Professionals working in aging services often lament the difficulties of transitioning older adults from one care setting to another (watch for the upcoming Winter 2012−13 Generations, “Care Transitions in an Aging America,” for an in-depth exploration of the topic). Now, the Family Caregiver Alliance (FCA) has issued two reports examining the often ignored—yet absolutely essential—role family caregivers play in care transitions, and those caregivers’ skill levels and well-being.
The first report, issued October 2012, is Family Caregiving and Transitional Care: A Critical Review, which covers promising models that can make family caregivers an integral part of the transitions process, advocates for greater coordination between acute care medical services and long-term services and supports in transitional care, and includes policy, research and quality measurement recommendations. Report authors are FCA executive director Kathleen Kelly, long-term services and support consultant Mary Jo Gibson and patient rights advocate, Medicare and medical peer review expert Alan Kaplan.
The second report, Selected Caregiver Assessment Measures: A Resource Inventory for Practitioners, released December 2012, was developed by researchers and program developers to assess the skill levels and well-being of family caregivers, and is a follow-up to the FCA’s 2002 Resource Inventory. The report stresses the importance of assessing caregivers’ capabilities to provide care, and addresses their health and well-being.
Report findings state that family caregivers have “multiple, varied, and serious unmet financial, physical, emotional, and social needs. In order to continue providing care, family caregivers need assistance and support so that their physical and mental health needs are met rather than compromised.”
Produced in collaboration with the Benjamin Rose Institute on Aging and the Margaret Blenkner Research Institute, the report was compiled by Sarah Schwartz and Laura Darlak under the supervision of Carol Whitlatch, assistant director of the Margaret Blenkner Research Institute of the Benjamin Rose Institute on Aging and a member of the Generations Editorial Advisory Committee.

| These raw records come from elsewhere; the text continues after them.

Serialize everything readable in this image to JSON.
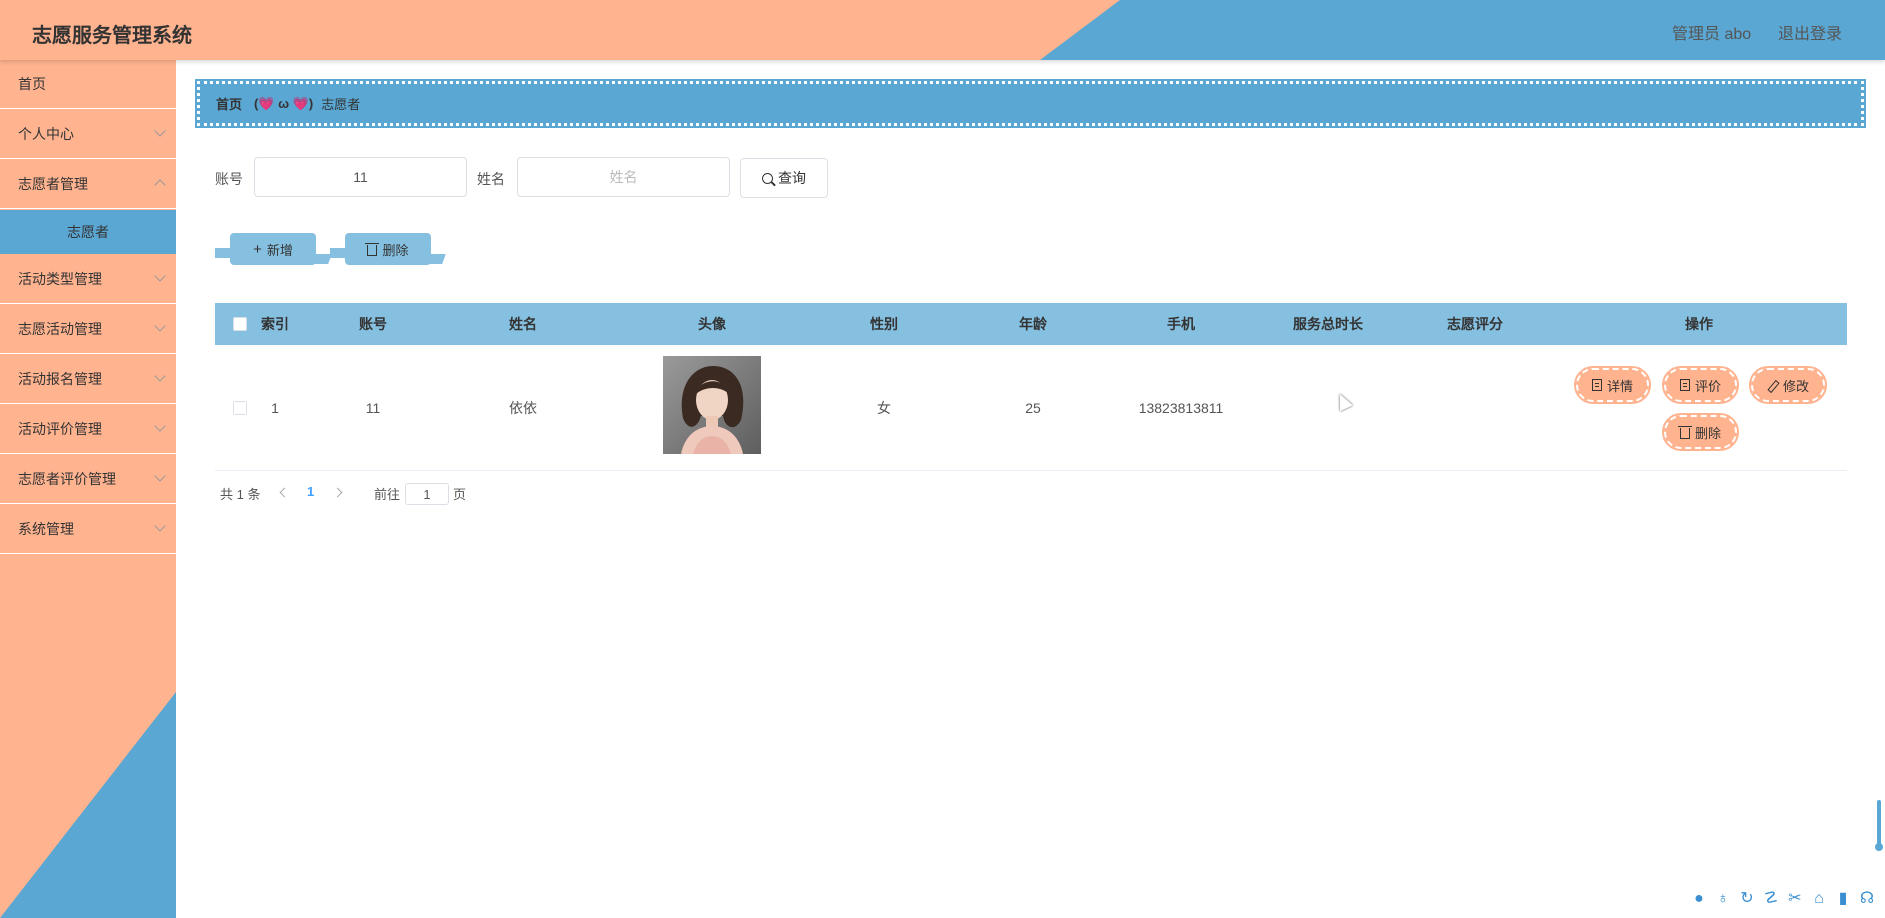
{
  "header": {
    "title": "志愿服务管理系统",
    "user": "管理员 abo",
    "logout": "退出登录"
  },
  "sidebar": {
    "items": [
      {
        "label": "首页"
      },
      {
        "label": "个人中心"
      },
      {
        "label": "志愿者管理"
      },
      {
        "label": "活动类型管理"
      },
      {
        "label": "志愿活动管理"
      },
      {
        "label": "活动报名管理"
      },
      {
        "label": "活动评价管理"
      },
      {
        "label": "志愿者评价管理"
      },
      {
        "label": "系统管理"
      }
    ],
    "sub_active": "志愿者"
  },
  "breadcrumb": {
    "home": "首页",
    "separator": "(💗 ω 💗)",
    "current": "志愿者"
  },
  "search": {
    "account_label": "账号",
    "account_value": "11",
    "name_label": "姓名",
    "name_placeholder": "姓名",
    "query_label": "查询"
  },
  "actions": {
    "add_label": "新增",
    "delete_label": "删除"
  },
  "table": {
    "columns": [
      "索引",
      "账号",
      "姓名",
      "头像",
      "性别",
      "年龄",
      "手机",
      "服务总时长",
      "志愿评分",
      "操作"
    ],
    "rows": [
      {
        "index": "1",
        "account": "11",
        "name": "依依",
        "gender": "女",
        "age": "25",
        "phone": "13823813811",
        "hours": "",
        "score": ""
      }
    ],
    "row_actions": {
      "detail": "详情",
      "rate": "评价",
      "edit": "修改",
      "delete": "删除"
    }
  },
  "pagination": {
    "total": "共 1 条",
    "current": "1",
    "goto_label": "前往",
    "goto_value": "1",
    "page_suffix": "页"
  },
  "colors": {
    "peach": "#ffb38f",
    "blue": "#5aa7d3",
    "light_blue": "#86c0e0"
  }
}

“As the population ages and caregiving needs increase throughout the country, the essential role families play in the healthcare system is undeniable,” says Kathleen Kelly. “At the same time, healthcare budgets are severely stressed and resources strained. Whether family caregivers provide transportation, food preparation, help with personal care or complex medical care such as dealing with wound care or feeding tubes, they are involved at every level. Unfortunately, caregivers’ needs are often unassessed, unrecognized, or even worse, ignored.”